How Israel is “weaponizing” anti-Semitism.

By Neve Gordon | London Review of Books | Jan 4, 2018


The Israeli government needs the “new anti-Semitism” to justify its actions and to protect it from international and domestic condemnation. Anti-Semitism is effectively weaponized, not only to stifle speech — “It does not matter if the accusation is true.” . . . [Its] purpose is “to cause pain, to produce shame, and to reduce the accused to silence” — but also to suppress a politics of liberation.


Not long after the eruption of the Second Intifada in September 2000, I became active in a Jewish-Palestinian political movement called Ta’ayush, which conducts non-violent direct action against Israel’s military siege of the West Bank and Gaza. Its objective isn’t merely to protest against Israel’s violation of human rights but to join the Palestinian people in their struggle for self-determination. For a number of years, I spent most weekends with Ta’ayush in the West Bank; during the week I would write about our activities for the local and international press.

My pieces caught the eye of a professor from Haifa University, who wrote a series of articles accusing me first of being a traitor and a supporter of terrorism, then later a “Judenrat wannabe” and an anti-Semite. The charges began to circulate on right-wing websites; I received death threats and scores of hate messages by email; administrators at my university received letters, some from big donors, demanding that I be fired.

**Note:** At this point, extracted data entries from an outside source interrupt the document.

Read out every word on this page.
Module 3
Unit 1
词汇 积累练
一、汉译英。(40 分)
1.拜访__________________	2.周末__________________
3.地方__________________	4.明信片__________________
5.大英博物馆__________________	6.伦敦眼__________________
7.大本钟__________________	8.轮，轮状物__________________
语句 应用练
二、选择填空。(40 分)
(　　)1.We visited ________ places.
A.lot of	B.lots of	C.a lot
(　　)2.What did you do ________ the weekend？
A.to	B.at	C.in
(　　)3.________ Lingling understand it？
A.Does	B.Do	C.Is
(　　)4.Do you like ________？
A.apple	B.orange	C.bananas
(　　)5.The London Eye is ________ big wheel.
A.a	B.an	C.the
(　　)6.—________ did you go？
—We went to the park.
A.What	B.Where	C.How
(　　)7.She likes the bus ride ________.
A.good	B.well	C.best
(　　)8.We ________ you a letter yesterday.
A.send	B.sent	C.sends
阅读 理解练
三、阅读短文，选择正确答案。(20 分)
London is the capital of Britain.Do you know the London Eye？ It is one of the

I mention this personal experience because although people within Israel and abroad have expressed concern for my wellbeing and offered their support, my feeling is that in their genuine alarm about my safety, they have missed something very important about the charge of the ‘new anti-Semitism’ and whom, ultimately, its target is.

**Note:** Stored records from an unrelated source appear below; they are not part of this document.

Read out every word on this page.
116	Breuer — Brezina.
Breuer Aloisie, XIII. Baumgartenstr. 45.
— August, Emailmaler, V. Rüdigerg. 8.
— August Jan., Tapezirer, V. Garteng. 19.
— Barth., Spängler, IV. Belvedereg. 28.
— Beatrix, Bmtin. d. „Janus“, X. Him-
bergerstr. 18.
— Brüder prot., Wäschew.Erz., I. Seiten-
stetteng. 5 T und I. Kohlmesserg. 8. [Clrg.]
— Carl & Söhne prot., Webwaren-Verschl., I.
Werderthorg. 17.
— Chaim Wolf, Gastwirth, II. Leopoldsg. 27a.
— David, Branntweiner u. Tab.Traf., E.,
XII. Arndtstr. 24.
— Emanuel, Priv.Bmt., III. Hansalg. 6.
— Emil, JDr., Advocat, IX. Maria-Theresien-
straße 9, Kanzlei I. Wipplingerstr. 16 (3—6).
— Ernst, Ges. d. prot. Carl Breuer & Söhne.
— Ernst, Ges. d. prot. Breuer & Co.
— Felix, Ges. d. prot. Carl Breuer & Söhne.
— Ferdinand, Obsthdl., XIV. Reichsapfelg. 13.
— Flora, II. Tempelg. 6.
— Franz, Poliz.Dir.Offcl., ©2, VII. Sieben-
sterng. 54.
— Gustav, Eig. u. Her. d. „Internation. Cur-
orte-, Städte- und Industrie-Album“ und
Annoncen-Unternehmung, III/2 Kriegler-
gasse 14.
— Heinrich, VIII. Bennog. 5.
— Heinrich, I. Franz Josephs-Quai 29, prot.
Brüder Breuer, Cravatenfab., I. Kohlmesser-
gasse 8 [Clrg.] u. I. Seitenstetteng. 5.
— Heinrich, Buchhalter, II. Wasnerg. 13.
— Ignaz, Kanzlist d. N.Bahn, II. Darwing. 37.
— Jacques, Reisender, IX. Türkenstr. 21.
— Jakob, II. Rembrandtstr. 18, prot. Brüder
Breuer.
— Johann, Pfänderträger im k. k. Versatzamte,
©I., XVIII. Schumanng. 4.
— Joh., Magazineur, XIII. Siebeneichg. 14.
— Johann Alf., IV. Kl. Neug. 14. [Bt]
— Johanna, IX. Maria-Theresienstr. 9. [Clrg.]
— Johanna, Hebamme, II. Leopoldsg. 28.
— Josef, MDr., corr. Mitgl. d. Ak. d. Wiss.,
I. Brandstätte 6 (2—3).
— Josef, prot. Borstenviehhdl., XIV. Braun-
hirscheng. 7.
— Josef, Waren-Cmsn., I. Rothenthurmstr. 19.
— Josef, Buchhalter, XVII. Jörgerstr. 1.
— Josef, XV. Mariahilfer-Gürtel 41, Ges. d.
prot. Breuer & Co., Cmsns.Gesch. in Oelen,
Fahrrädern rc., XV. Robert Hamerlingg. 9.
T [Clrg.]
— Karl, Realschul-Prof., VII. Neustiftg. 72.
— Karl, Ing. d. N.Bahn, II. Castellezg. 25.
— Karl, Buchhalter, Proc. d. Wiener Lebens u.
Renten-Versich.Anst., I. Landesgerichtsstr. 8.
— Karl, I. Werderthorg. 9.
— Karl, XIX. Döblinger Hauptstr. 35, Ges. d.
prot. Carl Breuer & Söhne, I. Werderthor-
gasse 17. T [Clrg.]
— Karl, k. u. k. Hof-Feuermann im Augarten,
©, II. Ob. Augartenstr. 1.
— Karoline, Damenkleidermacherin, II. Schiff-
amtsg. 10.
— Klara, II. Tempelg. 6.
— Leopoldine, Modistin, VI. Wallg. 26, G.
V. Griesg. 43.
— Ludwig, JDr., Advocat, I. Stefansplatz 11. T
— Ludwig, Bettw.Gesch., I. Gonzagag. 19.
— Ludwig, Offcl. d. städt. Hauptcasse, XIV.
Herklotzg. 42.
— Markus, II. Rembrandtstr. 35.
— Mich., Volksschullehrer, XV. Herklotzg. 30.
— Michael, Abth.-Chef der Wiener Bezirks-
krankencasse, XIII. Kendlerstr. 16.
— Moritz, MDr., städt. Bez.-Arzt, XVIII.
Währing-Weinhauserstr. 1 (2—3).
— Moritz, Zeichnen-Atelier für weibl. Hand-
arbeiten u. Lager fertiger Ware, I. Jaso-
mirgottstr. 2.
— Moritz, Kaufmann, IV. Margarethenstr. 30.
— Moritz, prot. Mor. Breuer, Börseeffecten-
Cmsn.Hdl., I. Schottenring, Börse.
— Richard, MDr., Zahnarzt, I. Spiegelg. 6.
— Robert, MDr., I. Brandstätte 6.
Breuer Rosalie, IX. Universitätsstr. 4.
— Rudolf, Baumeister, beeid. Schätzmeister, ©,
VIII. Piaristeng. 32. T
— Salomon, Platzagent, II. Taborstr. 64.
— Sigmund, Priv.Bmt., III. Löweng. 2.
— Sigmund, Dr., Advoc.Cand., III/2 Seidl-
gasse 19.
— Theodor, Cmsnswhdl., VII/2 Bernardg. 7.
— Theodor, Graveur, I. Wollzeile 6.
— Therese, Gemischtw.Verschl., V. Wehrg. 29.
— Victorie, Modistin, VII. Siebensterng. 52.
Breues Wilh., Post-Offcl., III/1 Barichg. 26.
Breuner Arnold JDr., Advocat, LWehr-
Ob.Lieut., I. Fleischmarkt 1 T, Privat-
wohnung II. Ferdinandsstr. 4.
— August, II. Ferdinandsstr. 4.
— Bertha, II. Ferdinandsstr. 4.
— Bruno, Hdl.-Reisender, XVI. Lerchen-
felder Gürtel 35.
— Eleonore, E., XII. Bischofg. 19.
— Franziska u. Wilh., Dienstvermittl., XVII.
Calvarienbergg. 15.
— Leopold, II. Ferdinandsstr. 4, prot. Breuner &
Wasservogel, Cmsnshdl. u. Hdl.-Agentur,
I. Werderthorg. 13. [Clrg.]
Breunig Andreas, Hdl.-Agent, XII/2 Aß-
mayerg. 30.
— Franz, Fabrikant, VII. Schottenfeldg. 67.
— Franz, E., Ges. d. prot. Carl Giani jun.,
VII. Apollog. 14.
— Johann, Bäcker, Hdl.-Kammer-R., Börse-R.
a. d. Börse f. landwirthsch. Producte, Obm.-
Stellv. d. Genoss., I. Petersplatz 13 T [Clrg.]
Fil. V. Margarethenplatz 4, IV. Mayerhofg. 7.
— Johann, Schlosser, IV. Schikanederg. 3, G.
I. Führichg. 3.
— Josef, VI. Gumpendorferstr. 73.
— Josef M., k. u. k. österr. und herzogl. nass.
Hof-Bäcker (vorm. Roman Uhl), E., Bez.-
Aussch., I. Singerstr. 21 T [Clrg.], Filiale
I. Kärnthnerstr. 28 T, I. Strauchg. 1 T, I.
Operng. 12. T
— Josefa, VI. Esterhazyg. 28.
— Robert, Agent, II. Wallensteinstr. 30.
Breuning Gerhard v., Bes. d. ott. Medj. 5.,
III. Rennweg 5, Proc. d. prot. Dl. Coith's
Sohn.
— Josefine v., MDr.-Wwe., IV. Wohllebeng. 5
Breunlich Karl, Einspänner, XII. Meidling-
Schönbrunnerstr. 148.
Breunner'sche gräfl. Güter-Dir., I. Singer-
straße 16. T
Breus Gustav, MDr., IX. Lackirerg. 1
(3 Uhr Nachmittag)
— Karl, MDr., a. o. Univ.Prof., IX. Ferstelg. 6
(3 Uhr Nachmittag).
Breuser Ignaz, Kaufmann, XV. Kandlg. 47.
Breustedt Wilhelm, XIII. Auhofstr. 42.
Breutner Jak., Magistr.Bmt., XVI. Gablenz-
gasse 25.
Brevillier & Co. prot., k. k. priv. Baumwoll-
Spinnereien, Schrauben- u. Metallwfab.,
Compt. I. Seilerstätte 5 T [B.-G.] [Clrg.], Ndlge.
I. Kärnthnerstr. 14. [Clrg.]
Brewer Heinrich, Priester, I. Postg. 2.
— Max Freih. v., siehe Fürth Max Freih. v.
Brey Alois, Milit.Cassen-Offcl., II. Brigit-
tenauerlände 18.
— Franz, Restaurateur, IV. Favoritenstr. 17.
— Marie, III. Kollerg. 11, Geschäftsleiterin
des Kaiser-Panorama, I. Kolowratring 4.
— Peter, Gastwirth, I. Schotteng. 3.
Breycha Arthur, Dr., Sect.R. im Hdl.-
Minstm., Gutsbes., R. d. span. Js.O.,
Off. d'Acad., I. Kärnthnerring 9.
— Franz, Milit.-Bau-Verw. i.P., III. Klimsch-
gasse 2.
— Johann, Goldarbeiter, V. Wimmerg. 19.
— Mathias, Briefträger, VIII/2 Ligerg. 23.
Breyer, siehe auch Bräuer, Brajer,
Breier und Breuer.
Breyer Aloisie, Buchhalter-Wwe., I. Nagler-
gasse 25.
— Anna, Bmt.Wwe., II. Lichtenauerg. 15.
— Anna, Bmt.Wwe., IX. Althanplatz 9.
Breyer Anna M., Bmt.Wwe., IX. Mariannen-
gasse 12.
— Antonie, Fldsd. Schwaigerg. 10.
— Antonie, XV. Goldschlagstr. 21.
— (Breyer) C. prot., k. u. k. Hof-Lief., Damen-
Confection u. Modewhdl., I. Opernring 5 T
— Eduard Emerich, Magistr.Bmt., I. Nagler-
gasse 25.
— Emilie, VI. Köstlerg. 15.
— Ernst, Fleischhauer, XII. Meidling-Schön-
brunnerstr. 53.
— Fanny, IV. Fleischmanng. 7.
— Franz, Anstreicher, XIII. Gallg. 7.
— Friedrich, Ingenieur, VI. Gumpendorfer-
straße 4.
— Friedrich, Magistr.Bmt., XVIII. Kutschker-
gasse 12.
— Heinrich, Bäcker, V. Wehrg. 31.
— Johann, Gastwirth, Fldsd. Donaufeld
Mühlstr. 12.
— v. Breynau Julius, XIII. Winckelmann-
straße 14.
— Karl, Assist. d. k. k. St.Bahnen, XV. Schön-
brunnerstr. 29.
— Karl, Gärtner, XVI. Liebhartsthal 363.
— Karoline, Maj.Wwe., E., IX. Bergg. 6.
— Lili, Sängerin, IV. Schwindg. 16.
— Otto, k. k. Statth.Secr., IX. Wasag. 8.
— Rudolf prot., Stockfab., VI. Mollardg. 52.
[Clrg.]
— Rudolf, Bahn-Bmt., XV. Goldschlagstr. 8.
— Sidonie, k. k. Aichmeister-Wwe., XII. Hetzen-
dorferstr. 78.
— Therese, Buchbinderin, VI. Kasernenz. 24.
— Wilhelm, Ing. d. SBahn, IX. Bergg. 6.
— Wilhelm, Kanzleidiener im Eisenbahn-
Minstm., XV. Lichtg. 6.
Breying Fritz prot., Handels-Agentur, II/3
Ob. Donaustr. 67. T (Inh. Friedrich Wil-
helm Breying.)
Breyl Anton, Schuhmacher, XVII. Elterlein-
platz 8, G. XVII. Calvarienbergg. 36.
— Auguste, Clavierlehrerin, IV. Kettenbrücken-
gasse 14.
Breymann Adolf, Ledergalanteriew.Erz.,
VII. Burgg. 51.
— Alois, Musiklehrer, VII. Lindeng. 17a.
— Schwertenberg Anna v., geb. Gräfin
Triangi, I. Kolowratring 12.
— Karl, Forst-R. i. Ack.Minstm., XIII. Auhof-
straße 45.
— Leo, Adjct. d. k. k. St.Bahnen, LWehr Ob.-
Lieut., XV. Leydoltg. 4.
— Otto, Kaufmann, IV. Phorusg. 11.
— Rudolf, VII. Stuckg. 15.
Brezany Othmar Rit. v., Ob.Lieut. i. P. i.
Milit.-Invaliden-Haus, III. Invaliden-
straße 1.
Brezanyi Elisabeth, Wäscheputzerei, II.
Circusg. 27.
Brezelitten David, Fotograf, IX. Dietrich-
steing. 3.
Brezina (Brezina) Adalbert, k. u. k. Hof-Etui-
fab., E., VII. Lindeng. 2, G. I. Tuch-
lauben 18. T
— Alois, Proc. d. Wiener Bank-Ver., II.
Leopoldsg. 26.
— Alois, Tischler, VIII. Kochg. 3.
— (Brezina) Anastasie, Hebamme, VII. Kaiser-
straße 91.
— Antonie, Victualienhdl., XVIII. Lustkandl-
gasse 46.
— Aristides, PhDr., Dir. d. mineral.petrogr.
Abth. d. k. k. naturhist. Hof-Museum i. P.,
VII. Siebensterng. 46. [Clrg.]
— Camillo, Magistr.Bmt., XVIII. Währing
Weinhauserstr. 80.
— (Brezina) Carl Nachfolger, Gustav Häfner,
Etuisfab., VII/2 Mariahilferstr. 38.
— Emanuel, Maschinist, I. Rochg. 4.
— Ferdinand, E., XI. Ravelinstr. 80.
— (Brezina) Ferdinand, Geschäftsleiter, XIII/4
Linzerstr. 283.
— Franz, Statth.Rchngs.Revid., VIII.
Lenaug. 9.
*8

The “new anti-Semitism,” we are told, takes the form of criticism of Zionism and of the actions and policies of Israel, and is often manifested in campaigns holding the Israeli government accountable to international law, a recent instance being the Boycott, Divestment and Sanctions (BDS) movement. In this it is different from “traditional” anti-Semitism, understood as hatred of Jews per se, the idea that Jews are naturally inferior, belief in a worldwide Jewish conspiracy or in the Jewish control of capitalism etc. The “new anti-Semitism” also differs from the traditional form in the political affinities of its alleged culprits: where we are used to thinking that anti-Semites come from the political right, the new anti-Semites are, in the eyes of the accusers, primarily on the political left.

The logic of the “new anti-Semitism” can be formulated as a syllogism: i) anti-Semitism is hatred of Jews; ii) to be Jewish is to be Zionist; iii) therefore anti-Zionism is anti-Semitic. The error has to do with the second proposition. The claims that Zionism is identical to Jewishness, or that a seamless equation can be made between the State of Israel and the Jewish people, are false. Many Jews are not Zionists. And Zionism has numerous traits that are in no way embedded in or characteristic of Jewishness, but rather emerged from nationalist and settler colonial ideologies over the last three hundred years. Criticism of Zionism or of Israel is not necessarily the product of an animus towards Jews; conversely, hatred of Jews does not necessarily entail anti-Zionism.